New Life in an Old House

05 October, 2011

New Life in an Old House

My parents lived in this house for 56 years. I can’t imagine that. After 5 or 6 years I’m restless but a grey bunny has moved in to the front garden the other week, the beginning of spring. I was looking from the telly-room window and saw him/her, tucked in under the broad emerald leaves of a hydrangea. (S)he was small, a mere fist ball, spinnaker ears and well wide-eyed. (S)he picked at the close-range blades of grass and then, for no apparent reason, drew back under the shrub and disappeared.

I’ve never seen a rabbit in the garden before, although on the near-by battery there’s evidence of many. Perhaps my mother’s old cat had kept her lair clean but she died in April. But I have my dog with me and she comes in from the garden smelling of aromatics, lavender and rosemary, swept on as she ferrets through the hedges and I’d have thought her blunt hunting style would surely scare off any other tenants.

But the next morning, I saw him/her again but this time on the garden bank that rises up to the avenue.

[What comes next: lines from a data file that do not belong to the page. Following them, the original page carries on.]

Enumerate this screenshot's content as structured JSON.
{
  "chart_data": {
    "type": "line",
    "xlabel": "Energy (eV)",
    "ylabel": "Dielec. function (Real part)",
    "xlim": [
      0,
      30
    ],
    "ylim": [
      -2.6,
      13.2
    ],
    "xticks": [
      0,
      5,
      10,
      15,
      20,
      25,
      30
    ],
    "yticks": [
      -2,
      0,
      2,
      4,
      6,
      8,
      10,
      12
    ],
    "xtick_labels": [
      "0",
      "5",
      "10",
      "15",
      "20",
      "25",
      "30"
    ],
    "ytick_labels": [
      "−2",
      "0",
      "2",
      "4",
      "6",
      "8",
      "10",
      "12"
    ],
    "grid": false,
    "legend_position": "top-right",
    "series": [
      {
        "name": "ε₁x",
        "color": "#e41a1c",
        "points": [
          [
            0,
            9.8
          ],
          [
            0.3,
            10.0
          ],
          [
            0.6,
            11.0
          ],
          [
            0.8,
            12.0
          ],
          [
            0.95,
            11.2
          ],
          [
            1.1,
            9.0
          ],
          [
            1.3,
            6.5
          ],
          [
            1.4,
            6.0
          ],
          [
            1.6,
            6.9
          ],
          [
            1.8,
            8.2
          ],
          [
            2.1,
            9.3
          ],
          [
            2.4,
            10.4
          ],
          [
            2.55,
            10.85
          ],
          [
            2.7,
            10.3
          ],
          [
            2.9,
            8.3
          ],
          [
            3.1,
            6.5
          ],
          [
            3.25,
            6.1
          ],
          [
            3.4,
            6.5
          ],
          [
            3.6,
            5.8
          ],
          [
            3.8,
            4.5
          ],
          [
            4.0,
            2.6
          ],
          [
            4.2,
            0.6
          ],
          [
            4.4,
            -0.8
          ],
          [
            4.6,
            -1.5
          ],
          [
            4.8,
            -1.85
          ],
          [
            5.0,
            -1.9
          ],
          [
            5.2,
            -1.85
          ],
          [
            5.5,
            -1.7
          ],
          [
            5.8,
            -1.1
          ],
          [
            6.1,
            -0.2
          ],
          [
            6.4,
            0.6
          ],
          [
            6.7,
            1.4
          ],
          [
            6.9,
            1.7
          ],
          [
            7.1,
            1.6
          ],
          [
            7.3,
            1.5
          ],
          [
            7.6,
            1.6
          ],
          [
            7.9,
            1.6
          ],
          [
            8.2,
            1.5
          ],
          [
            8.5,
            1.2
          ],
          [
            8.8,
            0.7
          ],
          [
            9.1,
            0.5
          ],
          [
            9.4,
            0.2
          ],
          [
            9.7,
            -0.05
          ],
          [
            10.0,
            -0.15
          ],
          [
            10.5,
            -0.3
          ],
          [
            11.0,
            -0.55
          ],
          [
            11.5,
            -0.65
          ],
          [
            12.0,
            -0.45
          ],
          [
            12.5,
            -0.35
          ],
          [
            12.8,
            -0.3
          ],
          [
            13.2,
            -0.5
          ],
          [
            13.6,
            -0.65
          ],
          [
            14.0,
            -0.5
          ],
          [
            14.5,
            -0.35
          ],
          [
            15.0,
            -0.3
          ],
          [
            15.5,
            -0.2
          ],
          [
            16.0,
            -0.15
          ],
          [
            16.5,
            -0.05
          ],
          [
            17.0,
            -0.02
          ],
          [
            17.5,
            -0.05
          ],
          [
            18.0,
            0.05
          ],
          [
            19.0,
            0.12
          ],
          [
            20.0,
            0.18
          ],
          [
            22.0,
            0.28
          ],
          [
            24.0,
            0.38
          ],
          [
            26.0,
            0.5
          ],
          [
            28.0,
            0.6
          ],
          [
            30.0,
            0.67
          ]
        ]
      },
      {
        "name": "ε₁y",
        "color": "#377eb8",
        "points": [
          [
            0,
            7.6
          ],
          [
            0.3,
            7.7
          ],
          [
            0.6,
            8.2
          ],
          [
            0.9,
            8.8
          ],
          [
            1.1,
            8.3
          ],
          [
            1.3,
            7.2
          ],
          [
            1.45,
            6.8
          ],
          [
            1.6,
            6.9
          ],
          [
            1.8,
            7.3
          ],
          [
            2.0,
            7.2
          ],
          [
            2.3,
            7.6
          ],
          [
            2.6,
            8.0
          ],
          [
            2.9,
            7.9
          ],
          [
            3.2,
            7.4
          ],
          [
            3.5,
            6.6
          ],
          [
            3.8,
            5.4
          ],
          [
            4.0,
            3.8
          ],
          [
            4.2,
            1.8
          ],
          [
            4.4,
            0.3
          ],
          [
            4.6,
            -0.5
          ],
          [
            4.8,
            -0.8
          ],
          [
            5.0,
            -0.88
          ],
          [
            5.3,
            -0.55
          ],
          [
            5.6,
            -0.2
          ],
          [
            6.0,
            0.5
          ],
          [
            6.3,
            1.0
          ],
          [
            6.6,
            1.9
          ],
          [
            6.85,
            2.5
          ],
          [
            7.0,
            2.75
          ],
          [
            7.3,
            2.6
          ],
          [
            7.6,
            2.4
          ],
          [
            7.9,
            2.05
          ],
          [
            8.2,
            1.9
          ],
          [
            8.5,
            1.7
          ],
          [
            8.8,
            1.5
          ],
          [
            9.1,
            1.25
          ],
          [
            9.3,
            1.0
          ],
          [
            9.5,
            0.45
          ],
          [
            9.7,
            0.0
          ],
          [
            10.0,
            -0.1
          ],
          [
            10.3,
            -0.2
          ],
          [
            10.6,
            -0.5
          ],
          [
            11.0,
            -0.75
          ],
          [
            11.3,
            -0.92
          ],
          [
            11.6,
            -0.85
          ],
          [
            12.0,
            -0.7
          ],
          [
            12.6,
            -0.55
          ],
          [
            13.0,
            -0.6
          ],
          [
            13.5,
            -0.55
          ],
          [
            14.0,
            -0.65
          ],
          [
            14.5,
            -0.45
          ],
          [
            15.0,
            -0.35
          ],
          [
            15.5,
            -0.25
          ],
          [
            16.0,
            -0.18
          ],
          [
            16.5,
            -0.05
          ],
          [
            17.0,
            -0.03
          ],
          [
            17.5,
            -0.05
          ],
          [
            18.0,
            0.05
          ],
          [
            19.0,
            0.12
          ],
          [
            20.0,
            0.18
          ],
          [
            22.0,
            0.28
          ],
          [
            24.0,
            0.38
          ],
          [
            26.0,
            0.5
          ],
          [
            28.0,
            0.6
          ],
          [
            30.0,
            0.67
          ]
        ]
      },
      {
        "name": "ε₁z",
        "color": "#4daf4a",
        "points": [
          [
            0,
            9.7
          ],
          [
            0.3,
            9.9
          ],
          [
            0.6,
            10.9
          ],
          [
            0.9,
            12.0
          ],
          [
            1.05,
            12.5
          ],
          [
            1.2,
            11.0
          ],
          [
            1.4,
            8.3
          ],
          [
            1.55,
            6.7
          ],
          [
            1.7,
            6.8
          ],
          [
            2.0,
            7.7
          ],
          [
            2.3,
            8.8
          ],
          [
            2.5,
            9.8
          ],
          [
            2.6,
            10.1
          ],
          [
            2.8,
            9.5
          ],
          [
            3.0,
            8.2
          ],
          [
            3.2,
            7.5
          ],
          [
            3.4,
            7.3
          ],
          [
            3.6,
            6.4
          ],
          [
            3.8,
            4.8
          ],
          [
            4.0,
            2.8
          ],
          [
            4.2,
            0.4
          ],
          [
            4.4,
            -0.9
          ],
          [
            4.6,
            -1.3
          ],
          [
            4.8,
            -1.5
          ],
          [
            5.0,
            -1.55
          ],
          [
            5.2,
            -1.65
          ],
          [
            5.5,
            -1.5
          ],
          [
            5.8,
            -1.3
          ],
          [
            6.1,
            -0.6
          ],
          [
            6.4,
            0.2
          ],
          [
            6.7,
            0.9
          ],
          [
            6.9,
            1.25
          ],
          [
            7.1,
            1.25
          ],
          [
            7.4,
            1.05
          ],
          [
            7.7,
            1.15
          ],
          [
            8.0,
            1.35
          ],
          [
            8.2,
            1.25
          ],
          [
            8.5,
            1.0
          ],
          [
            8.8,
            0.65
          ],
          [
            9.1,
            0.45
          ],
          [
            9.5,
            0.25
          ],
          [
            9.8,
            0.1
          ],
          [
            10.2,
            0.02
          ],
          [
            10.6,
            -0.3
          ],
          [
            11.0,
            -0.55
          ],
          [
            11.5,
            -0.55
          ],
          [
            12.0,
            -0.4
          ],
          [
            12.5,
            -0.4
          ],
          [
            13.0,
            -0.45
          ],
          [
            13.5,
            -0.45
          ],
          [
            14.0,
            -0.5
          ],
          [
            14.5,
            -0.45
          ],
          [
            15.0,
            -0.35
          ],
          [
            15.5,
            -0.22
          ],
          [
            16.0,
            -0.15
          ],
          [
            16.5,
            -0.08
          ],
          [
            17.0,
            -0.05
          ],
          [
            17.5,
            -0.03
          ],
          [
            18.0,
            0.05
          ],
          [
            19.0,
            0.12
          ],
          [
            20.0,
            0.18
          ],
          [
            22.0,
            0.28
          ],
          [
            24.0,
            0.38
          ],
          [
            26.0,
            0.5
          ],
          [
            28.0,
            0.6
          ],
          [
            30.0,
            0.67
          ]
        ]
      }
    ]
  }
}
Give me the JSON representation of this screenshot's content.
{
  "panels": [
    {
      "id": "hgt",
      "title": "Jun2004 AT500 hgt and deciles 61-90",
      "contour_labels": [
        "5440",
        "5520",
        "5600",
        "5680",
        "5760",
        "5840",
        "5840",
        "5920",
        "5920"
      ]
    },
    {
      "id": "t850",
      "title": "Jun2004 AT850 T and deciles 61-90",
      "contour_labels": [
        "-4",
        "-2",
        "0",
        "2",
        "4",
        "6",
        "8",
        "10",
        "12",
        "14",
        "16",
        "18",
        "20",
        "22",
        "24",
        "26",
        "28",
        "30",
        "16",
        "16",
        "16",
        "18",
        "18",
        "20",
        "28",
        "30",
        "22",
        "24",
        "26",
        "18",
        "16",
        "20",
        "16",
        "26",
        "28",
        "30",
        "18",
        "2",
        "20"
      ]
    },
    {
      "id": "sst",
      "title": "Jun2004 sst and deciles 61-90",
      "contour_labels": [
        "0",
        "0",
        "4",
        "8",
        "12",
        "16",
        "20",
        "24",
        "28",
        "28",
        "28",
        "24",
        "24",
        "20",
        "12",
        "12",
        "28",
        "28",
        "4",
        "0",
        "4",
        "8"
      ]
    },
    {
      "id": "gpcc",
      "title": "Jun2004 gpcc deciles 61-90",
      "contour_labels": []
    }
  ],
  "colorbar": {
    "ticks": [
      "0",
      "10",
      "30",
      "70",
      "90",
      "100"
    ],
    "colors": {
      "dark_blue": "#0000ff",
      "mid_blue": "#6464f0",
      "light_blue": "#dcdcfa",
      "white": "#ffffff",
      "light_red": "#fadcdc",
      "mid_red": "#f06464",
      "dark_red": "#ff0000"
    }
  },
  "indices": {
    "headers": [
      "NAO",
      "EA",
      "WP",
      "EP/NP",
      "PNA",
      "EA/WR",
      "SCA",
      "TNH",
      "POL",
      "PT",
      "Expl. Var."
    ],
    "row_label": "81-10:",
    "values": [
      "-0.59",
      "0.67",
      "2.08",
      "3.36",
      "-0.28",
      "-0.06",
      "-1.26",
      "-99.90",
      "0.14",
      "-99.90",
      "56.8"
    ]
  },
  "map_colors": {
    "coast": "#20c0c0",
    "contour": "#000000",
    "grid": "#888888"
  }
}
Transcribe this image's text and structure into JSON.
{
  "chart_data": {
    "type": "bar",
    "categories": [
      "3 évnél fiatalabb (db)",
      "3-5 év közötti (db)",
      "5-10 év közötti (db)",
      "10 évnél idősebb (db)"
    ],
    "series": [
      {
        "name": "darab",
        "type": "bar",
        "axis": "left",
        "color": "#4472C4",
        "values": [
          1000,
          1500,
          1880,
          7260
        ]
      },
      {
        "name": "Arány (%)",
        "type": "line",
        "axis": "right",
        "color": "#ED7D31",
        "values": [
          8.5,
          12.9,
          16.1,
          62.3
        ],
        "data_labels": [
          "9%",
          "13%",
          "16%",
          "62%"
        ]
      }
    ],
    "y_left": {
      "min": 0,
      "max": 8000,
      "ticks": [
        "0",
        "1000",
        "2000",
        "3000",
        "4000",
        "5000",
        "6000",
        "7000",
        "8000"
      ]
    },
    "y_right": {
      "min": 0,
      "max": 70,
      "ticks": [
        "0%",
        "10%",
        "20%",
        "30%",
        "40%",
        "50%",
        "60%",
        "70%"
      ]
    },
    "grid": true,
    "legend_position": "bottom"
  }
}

If (s)he was going to be a fixture, she had to have a name so I called her/him Peter(a) Rabbit. All sex options covered. I guess that makes me Mr McGregor, except I don’t really mind Peter(a) being there.

I see Peter(a) mainly in the morning and in the early evening, just before sunset. (S)he darts about the front garden bank, sniffs and nibbles this plant and that. One morning (s)he hopped up the stairs to the avenue and I thought (s)he was going to leave but (s)he thought the better of it and turned back to the garden. Another day she was in the middle of the side lawn, playing like a kitten, turning tight circles and angles for no other reason than ecstatic enjoyment.

I put carrot and zucchini out on the bank but they remained untouched for at least a week. Perhaps these are the wrong foods and I should look to fare such as lettuces and some French beans and then some radishes. But after years of drought, it’s been raining in Hobart and the normally yellow-grass hills on the other side of the Derwent River glow green. The house lawns are teased high by the first brush of summer, long and juicy. Why would you touch a raw carrot? And if (s)he helps keep the lawns down, they won’t need to be mown so much.

I’ve tried to take a photo but don’t have a camera with a decent lens. I’d have to get outside to get anywhere near close enough. Most sounds leave Peter(a) unaffected, the roar of a truck on the street or the noise of people on the footpath, but if I open the front door, camera in hand, the satellite-dish ears hear and in a flash (s)he’s gone.